I paid an $30 disposal fee and went home crying having never named my new pet. I still have the yellow receipt tucked away somewhere where I won't easily be able to chance across it.


Anonymous said...

A couple nights after Christmas, two deer were in the opposite lane of traffic to me. I didn't have time to do much except slow down to around 45. One safely sprinted in front of my vehicle; the other bolted right into my back passenger door. It was a horrible sound, leaving me shaken and Eliza crying. I turned around, thinking I could have broken its jaw or nose. I didn't know what kind of damage to expect; I just wanted to see if I could do anything. But there were no signs of it at all--not even any damage to the door. So, I hope that means it escaped with maybe just a really snore snout.

But I relate to the frozen image. Even after there were no signs of the deer and we continued on our way, I couldn't stop imagining its wounds.

Worse, last Sunday, I was in the Wal-Mart check-out when a mother screamed at her 2-3 year old son and literally slashed a belt at him, probably 3 times, as though it were a whip. I don't mean she spanked him. She actually raised this belt above her head and lashed down on him. No one did or said anything, not even the cashier they were in front of. Nothing.
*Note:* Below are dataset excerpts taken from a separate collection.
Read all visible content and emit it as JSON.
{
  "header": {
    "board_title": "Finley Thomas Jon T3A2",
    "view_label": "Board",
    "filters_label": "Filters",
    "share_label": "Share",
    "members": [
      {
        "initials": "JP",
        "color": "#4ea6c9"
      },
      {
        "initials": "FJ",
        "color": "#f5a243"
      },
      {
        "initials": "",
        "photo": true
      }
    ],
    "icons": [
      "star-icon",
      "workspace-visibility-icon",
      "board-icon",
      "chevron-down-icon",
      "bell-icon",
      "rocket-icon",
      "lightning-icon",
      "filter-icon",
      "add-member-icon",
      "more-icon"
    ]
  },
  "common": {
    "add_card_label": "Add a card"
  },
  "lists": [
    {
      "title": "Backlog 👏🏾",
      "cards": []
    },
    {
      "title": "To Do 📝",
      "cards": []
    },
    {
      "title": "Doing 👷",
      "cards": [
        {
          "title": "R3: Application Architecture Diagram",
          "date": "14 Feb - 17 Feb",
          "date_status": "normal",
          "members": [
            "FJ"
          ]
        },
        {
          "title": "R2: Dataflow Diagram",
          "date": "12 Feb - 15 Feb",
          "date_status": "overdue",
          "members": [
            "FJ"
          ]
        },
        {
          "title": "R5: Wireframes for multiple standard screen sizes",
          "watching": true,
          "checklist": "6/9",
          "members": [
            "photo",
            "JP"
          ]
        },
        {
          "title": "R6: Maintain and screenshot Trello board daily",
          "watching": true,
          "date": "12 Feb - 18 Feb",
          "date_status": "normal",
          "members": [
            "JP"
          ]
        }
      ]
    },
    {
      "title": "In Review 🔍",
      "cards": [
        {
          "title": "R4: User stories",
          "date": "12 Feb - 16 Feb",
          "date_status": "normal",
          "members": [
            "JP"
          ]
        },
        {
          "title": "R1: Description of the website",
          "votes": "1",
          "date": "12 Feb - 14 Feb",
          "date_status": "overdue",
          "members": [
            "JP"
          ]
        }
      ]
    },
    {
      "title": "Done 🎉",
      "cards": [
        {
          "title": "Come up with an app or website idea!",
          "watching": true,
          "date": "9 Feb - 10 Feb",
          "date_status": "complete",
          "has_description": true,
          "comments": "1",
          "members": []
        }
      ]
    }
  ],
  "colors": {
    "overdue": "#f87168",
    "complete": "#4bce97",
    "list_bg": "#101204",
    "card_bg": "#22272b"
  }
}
It was one of those moments when I felt as though everything was in slow-motion and couldn't possibly be truly happening. The look of sheer terror on that child's face, the way he looked at his mother as though he was deathly afraid of her, and his wailing will haunt me for the rest of my life. I will always feel guilty for not saying anything, for standing there too like the rest of the Wal-Mart sheep. There's no excuse for being mute in a situation like that.
I cried on the way to the parking lot, on my way home, after--thinking about the miserable life that little boy must have and how I did nothing to try to give him even a second's relief. Since, I have done all that I can do. Prayed for him.